“Inspirare” — Pink Peralta’s Upcoming Solo Exhibit in One Word

Written by Janet Villa

The word inspire comes from the Latin inspirare, which means “to be breathed into by a divine being,” perhaps an offshoot of how the Lord breathed the breath of life into Adam’s nostrils. And what was designed from dust became a living soul, the climax of God’s creative work.

breath

Pinky Peralta’s second solo exhibit—titled “Breath”—is inspired in the same way. Her latest works in watercolor and oil accomplish what art does and what the Lord desires: lift the mundane to the sublime. In no other time is this artistry more compelling than today when the world feels abbreviated.

Pinky’s art asks us to experience catharsis in the ordinary.
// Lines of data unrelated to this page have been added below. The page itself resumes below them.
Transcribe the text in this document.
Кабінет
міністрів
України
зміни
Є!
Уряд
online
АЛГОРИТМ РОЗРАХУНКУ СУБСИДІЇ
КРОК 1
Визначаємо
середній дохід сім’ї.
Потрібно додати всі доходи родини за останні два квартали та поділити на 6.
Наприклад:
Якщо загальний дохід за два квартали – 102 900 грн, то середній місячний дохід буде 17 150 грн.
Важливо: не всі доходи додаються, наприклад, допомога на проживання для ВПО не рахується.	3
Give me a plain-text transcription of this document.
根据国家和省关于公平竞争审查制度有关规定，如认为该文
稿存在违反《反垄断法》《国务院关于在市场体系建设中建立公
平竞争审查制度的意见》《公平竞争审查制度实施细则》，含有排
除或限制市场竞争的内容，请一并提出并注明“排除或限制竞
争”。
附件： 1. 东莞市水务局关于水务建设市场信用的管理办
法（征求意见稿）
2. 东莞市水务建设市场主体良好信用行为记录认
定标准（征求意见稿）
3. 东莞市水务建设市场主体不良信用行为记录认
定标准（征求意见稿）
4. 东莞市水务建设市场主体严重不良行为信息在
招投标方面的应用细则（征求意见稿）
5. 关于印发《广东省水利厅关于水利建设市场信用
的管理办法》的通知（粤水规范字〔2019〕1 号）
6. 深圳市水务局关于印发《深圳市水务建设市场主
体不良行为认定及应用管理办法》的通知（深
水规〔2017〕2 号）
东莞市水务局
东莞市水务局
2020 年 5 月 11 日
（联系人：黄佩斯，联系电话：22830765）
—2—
With our life’s radius severely truncated these days, she invites us to revisit the resplendence immediately before us: a banana trunk bursting in colorful vigor; the patterns of bark measuring the tints of time; or the crust of the eucalyptus tree peeling off in hues. Like the prophet Isaiah, the farmer and artist in Pinky sees the whole earth “full of His glory.” 

Pinky’s work adopts the pace and flow of the nature that she depicts: effortless, fluent, graceful. That beauty is all around us—her art seems to say—not just in the dama de noche or in the water lilies, but just as much in the daily brew of coffee, in the pyramid of pots and pans, or in a bike leaning on the wall. 

Just when many are straining against today’s forced isolation, Pinky’s art summons us to instead settle into a quietude and create another space for the irresistibility of storm clouds assailing sunsets or for the loneliness of dusty roads. We see how, in the words of Gerald Manley Hopkins, “the world is charged with the grandeur of God.” This is Pinky’s kind of worship: in seeing “a heaven in a wild flower,” we find the holy in the humdrum.